Sperber envisions that vast majority of schools that don't want to play in the big arena dropping down to Division III or club status, where scandals are rare.
So how likely is such a scenario? As far-fetched as it seems, it might not be so far off. While it's hard to imagine the legislative efforts in Nebraska and Texas having much impact because they're so isolated, the idea of amateurism in big-time college sports may meet its Waterloo in the courts.

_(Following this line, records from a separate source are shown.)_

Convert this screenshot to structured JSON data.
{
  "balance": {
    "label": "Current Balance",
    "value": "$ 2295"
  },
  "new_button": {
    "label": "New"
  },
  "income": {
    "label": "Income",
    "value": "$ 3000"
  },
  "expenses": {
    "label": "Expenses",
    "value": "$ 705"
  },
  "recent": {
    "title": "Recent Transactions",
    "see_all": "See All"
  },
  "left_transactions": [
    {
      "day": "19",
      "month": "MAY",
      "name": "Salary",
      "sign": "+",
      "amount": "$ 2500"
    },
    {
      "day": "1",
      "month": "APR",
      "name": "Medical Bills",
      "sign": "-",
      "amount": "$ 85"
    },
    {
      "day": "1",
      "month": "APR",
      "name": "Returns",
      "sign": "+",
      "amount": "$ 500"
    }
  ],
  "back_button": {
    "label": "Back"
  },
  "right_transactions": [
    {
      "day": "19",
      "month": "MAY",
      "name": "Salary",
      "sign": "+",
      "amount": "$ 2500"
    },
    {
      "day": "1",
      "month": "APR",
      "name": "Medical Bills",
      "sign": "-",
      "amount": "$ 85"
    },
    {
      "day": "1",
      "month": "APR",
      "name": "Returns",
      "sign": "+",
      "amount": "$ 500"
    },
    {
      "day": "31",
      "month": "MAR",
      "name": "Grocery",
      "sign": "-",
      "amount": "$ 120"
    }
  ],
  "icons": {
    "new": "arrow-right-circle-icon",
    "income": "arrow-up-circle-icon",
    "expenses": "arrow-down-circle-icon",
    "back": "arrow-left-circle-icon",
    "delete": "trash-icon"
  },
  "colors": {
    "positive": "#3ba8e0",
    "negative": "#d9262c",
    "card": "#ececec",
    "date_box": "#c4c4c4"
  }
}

What if Chris Webber, angry over his allegedly unsated hunger for a Big Mac, had sued the University of Michigan, claiming that the value of his scholarship was chump change in comparison to the profits he created for the basketball program? It's not so hard to imagine a court agreeing that Webber was a paid professional whose salary was artificially limited to the cost of a scholarship. There is precedent in a successful class-action lawsuit against the NCAA by so-called restricted coaches, entry-level assistants. The courts found that an NCAA salary cap for restricted coaches violated antitrust law.
A player winning such a suit would change everything, should that victory survive NCAA appeals that would undoubtedly be fierce and sustained.
"It seems to me it would cut through the bullshit," Sperber says.